The day the Post visited, dozens of children were seen living in his factory with

their parents, most were naked and their whole bodies coated by dust, sand and industrial

grime. Groups of children ranging from infants to adolescents were playing on and

around heavy machinery and close to the searing heat of giant open-fire kilns.

"I provide them with clean water to wash their children, but they just don't

care," Heng said.

In Kampong Cham, 70 percent of the child laborers were between 13 and 17 years old;

8 percent were aged 7 to 9. Seventy-five percent of the children worked seven days

a week and their monthly income varied from 10,000 to 100,000 riel, according to

the ILO report.

The ILO listed the tasks of child brick-workers as kneading soil with water and clay,

filling brick moulds with soft paste, drying bricks in the sun, putting bricks into

a kiln, putting wood in the kilns, taking bricks out of the kiln, and loading finished

bricks on to trucks.

The ILO considers these tasks "extremely hazardous" and claims that they

place children at grave health risks - including debilitating injury and respiratory

and skin problems.

It is also reported that almost 20 percent of child brick-workers said they often

got fevers, headaches and coughs. Nearly half of the children said they did not like

being a brick-maker.

"The owners do not realize that they are doing something wrong," said the

ILO's Joseph. "They think they are doing something good because they offer a

job to poor children. So, when children come and ask for a job, they won't even ask

how old they are. Most of the time, parents find this kind of job for their children,

or children go to ask for a job - it's not the owners calling for child labor."

Joseph said that there is no financial difference for owners to hire child labor

or adult labor because they are paid by piece rate.

"They like hiring child laborers because they are more flexible and obedient;

they can force them to do more," Joseph said. "The government has an obligation

to stop the worst form of [child labor]. Most importantly, it needs to be a joint

effort of the government, NGOs and trade unions to arouse the awareness of the owners

that hiring childen is not a good thing."

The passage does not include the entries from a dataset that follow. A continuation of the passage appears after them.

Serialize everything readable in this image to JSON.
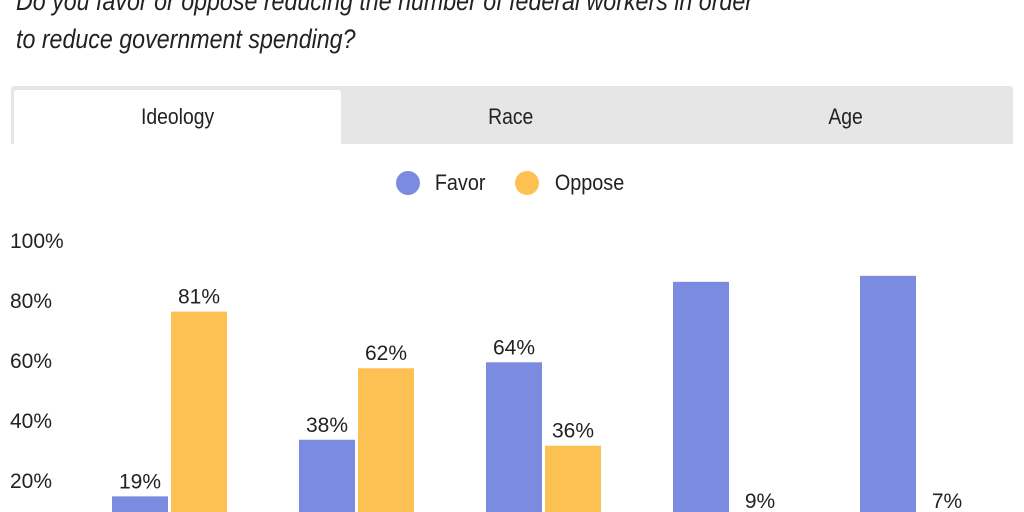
{
  "question": {
    "line1": "Do you favor or oppose reducing the number of federal workers in order",
    "line2": "to reduce government spending?"
  },
  "tabs": [
    {
      "label": "Ideology",
      "active": true
    },
    {
      "label": "Race",
      "active": false
    },
    {
      "label": "Age",
      "active": false
    }
  ],
  "chart_data": {
    "type": "bar",
    "categories": [
      "",
      "",
      "",
      "",
      ""
    ],
    "series": [
      {
        "name": "Favor",
        "color": "#7b8be0",
        "values": [
          19,
          38,
          64,
          91,
          93
        ],
        "labels": [
          "19%",
          "38%",
          "64%",
          null,
          null
        ]
      },
      {
        "name": "Oppose",
        "color": "#fdc153",
        "values": [
          81,
          62,
          36,
          9,
          7
        ],
        "labels": [
          "81%",
          "62%",
          "36%",
          "9%",
          "7%"
        ]
      }
    ],
    "yticks": [
      "100%",
      "80%",
      "60%",
      "40%",
      "20%"
    ],
    "ylim": [
      0,
      100
    ],
    "grid": false,
    "legend": "top-center"
  }
}
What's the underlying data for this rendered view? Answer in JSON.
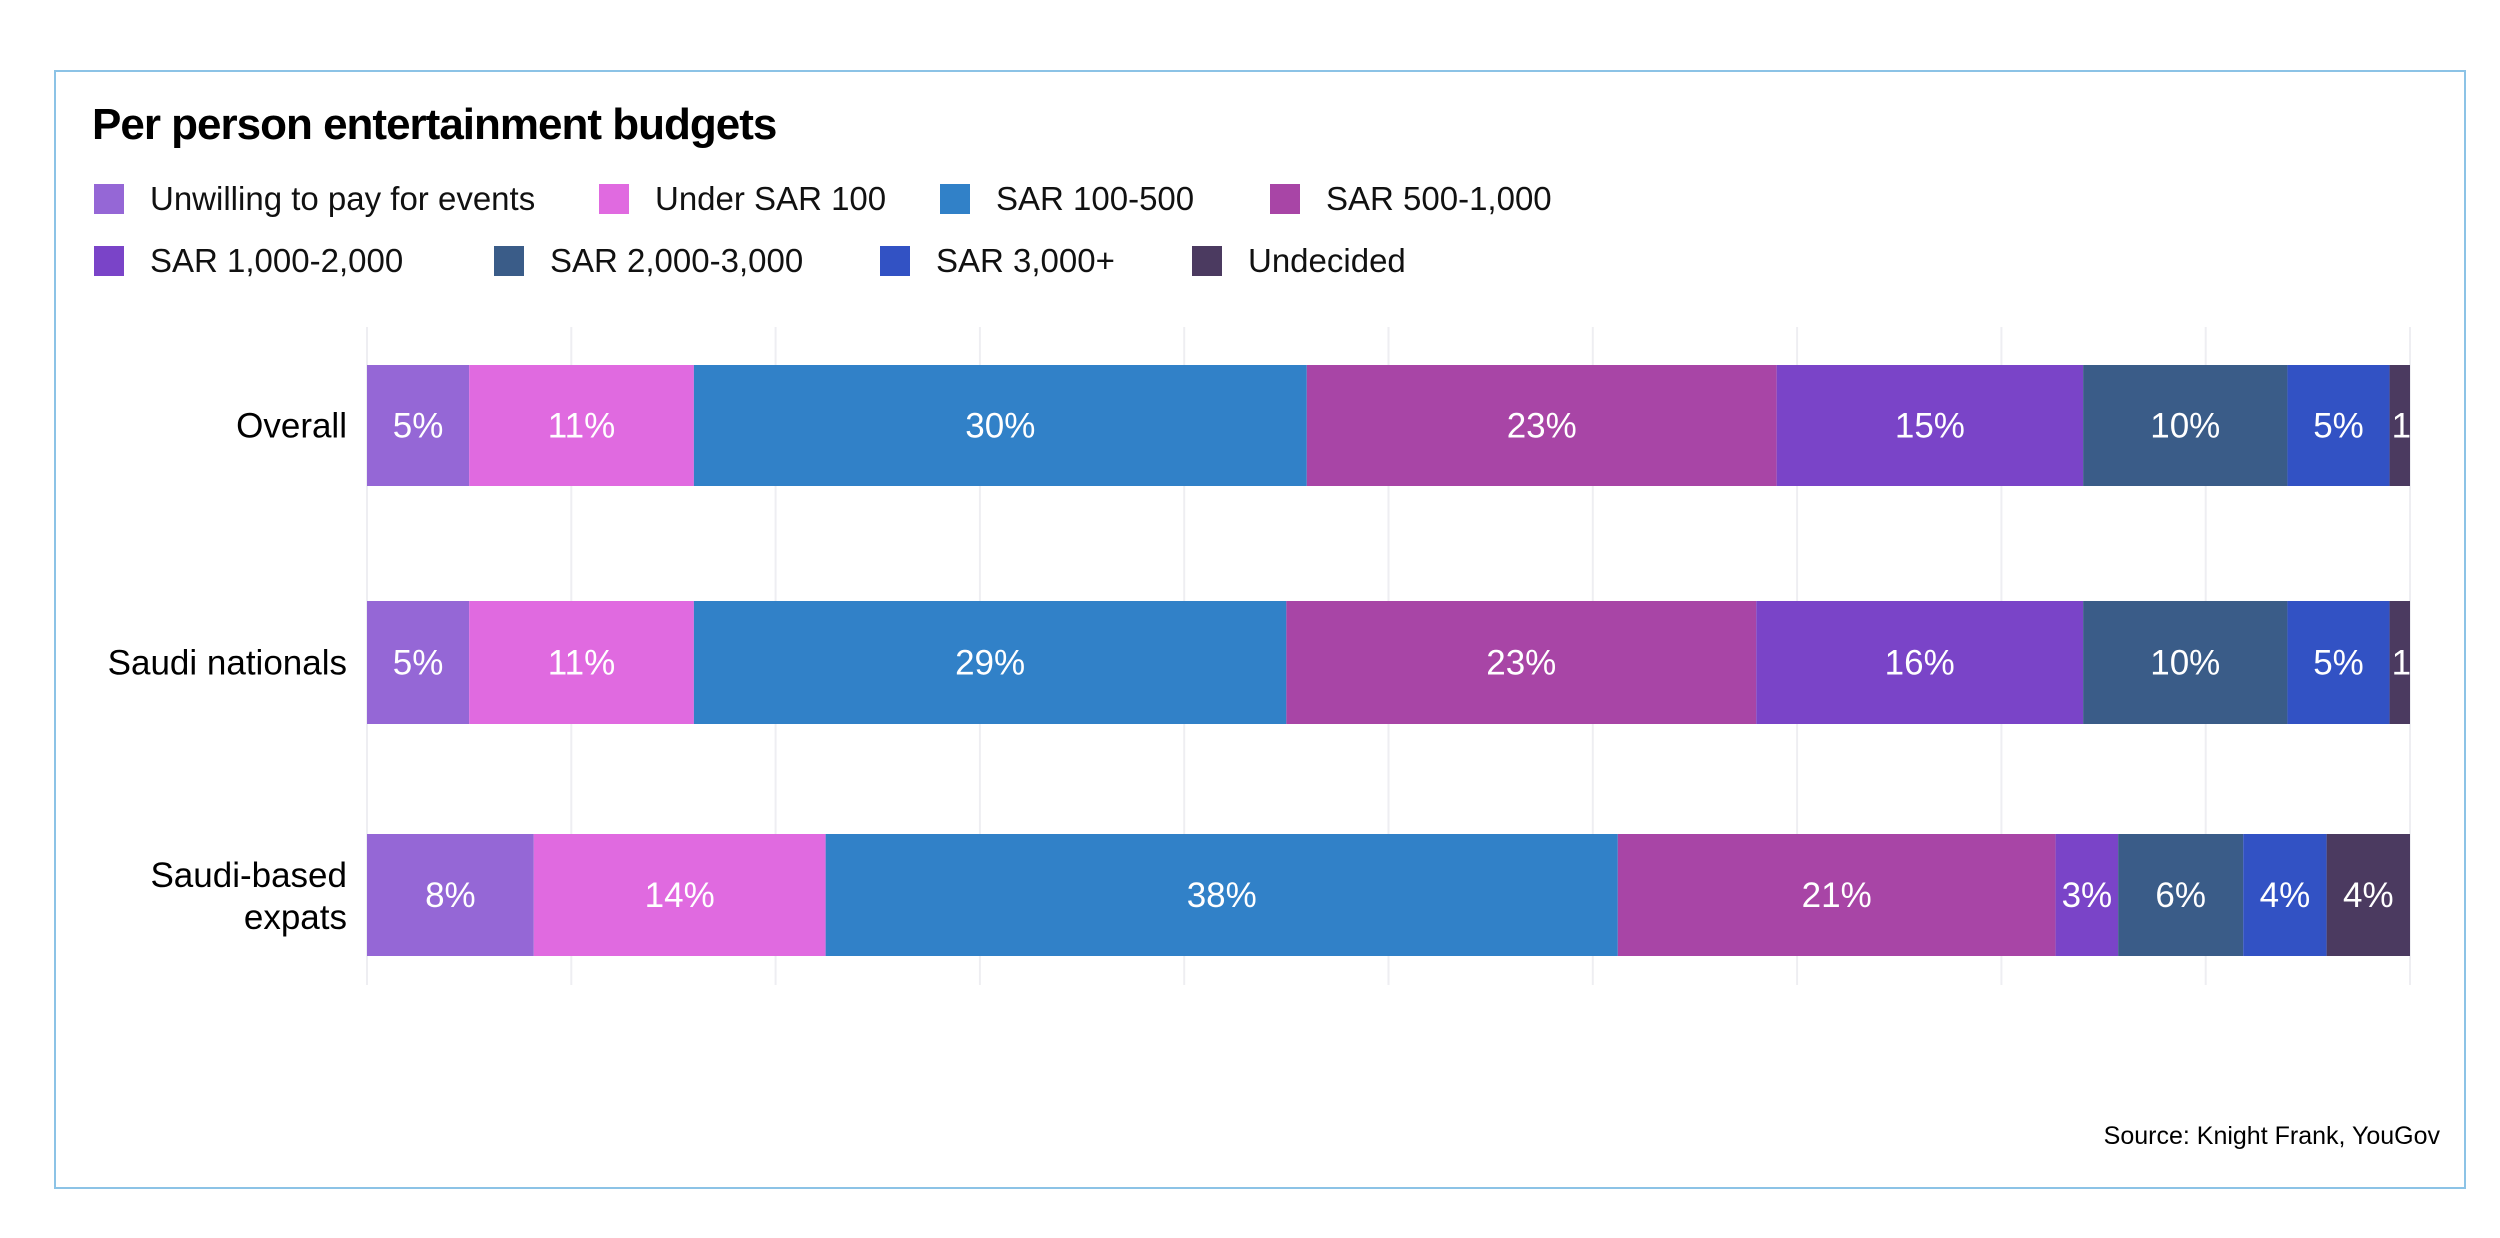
{
  "chart_data": {
    "type": "bar",
    "orientation": "horizontal",
    "stacked": true,
    "title": "Per person entertainment budgets",
    "categories": [
      "Overall",
      "Saudi nationals",
      "Saudi-based expats"
    ],
    "series": [
      {
        "name": "Unwilling to pay for events",
        "color": "#9567d6",
        "values": [
          5,
          5,
          8
        ]
      },
      {
        "name": "Under SAR 100",
        "color": "#e06ae0",
        "values": [
          11,
          11,
          14
        ]
      },
      {
        "name": "SAR 100-500",
        "color": "#3181c8",
        "values": [
          30,
          29,
          38
        ]
      },
      {
        "name": "SAR 500-1,000",
        "color": "#a845a6",
        "values": [
          23,
          23,
          21
        ]
      },
      {
        "name": "SAR 1,000-2,000",
        "color": "#7a44c8",
        "values": [
          15,
          16,
          3
        ]
      },
      {
        "name": "SAR 2,000-3,000",
        "color": "#3a5c88",
        "values": [
          10,
          10,
          6
        ]
      },
      {
        "name": "SAR 3,000+",
        "color": "#3252c4",
        "values": [
          5,
          5,
          4
        ]
      },
      {
        "name": "Undecided",
        "color": "#4b3a60",
        "values": [
          1,
          1,
          4
        ]
      }
    ],
    "unit": "%",
    "xlim": [
      0,
      100
    ],
    "grid": true,
    "legend_position": "top-left",
    "source": "Source: Knight Frank, YouGov"
  }
}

Although the Labor Law forbids children under 15 to do hazardous work, including

brick making, "it is only applied to organized factories," Joseph said.

The MLVT's Heang agreed: "There is a lack of law control of small enterprises

- it's difficult to enforce the law," he said.

Joseph said a law which will cover small household brickworks will be passed soon.

Heang said the MLVT would then send out child-labor inspectors to brick factories

to withdraw the children. "We will talk things over with their parents and send

them to schools," he aid. "Their school fees will be funded by the NGOs.

They can finish high school as long as the funding is sufficient."